Campaign lawyers for U.S. President Donald Trump signaled Tuesday they intend to contest his loss to President-elect Joe Biden into January, even though all states but one certified their vote counts showing Biden won the national election last month.

U.S. law calls for all 50 states to certify the outcomes in their individual states six days ahead of next Monday’s Electoral College vote, which determines the outcome of U.S. presidential elections. Only the Midwestern state of Wisconsin missed Tuesday’s “safe harbor day” deadline to certify its vote — which Biden carried — but could by the end of the week.

Biden is expected to win the Electoral College vote by a 306-232 margin, the same total that Trump won the presidency by in 2016, then calling it a “landslide” victory over Democrat Hillary Clinton. Congress is set to review and certify the Electoral College outcome on January 6, two weeks ahead of Biden’s inauguration as the country’s 46th president.

But Trump campaign lawyers Rudy Giuliani, hospitalized with COVID-19, and Jenna Ellis, who also has contracted the coronavirus, issued a joint statement on Tuesday describing the “Safe Harbor Deadline” as “a statutory timeline that generally denotes the last day for states to certify election results.”

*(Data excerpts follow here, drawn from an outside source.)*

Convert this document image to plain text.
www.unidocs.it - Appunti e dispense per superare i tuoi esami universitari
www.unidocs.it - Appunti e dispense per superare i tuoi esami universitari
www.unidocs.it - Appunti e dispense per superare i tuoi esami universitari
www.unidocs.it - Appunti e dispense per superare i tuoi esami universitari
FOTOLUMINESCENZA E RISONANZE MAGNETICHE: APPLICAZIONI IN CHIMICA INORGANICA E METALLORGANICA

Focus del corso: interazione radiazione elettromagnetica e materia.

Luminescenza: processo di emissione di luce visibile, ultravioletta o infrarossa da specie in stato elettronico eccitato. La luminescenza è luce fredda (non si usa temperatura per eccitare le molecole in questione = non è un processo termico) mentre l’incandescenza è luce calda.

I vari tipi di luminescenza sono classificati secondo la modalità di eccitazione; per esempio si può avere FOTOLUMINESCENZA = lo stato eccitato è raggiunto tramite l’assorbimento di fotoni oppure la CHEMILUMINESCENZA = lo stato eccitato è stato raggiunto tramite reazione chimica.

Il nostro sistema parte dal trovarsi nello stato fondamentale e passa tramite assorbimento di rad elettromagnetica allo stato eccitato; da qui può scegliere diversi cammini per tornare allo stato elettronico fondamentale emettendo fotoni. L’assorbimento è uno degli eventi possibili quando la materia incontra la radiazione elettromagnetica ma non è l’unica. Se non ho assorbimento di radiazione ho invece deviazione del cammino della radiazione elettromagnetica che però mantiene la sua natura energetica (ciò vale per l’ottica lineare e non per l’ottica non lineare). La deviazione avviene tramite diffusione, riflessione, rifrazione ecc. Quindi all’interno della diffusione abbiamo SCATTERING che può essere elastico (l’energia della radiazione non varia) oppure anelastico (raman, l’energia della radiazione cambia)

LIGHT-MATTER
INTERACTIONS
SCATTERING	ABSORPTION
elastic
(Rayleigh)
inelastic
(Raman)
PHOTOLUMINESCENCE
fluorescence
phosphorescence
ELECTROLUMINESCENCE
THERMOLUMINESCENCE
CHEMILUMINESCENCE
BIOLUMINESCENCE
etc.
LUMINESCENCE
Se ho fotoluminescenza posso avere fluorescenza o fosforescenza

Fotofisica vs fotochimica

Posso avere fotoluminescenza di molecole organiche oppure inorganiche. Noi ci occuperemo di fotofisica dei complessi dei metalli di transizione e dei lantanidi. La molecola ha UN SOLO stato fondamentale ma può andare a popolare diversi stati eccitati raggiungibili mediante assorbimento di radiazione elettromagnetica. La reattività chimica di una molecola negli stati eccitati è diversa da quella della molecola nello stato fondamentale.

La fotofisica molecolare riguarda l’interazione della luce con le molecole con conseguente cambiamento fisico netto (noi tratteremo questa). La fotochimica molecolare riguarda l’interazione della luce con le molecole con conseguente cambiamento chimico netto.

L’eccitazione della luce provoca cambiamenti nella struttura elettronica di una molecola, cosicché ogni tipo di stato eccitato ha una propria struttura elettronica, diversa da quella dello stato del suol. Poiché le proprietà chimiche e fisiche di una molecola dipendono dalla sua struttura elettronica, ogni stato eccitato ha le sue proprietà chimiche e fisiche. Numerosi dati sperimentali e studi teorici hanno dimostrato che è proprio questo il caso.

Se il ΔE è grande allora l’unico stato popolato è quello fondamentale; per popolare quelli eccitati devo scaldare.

Former Mayor of New York Rudy Giuliani, a lawyer for President Donald Trump, speaks during a news conference at the Republican…
FILE – Former Mayor of New York Rudy Giuliani, a lawyer for President Donald Trump, speaks during a news conference at the Republican National Committee headquarters, November 19, 2020, in Washington.

“However, it is not unprecedented for election contests to last well beyond December 8,” they added.

The Trump lawyers quoted the late liberal Supreme Court Justice Ruth Bader Ginsburg as saying during the disputed 2000 election that the congressional review and certification of the Electoral College vote on January 6 was of “ultimate significance.”

Giuliani and Ellis said: “Despite the media trying to desperately proclaim that the fight [between Trump and Biden] is over, we will continue to champion election integrity until every legal vote is counted fairly and accurately.”

Trump has refused to concede his loss to Biden or say whether he plans to attend Biden’s inauguration on the steps of the U.S. Capitol January 20.

Trump has repeatedly claimed, with no evidence, that the election vote and vote-counting were rigged against him and fraudulent. But Trump’s lawyers have lost dozens of suits in political battleground states trying to upend Biden’s victory.

Trump, to no avail so far, has also tried to convince lawmakers in some states to ignore the vote outcome and pick electors who support him.

Texas state Attorney General Ken Paxton filed suit in the U.S. Supreme Court late Monday claiming that the vote in favor of Biden in Georgia, Michigan, Pennsylvania and Wisconsin should be overturned because of irregularities.

Trump applauded the lawsuit, saying it showed “courage and brilliance.”

Attorneys general in the four states attacked by Paxton variously called his lawsuit a “publicity stunt,” “a circus” and “genuinely embarrassing.”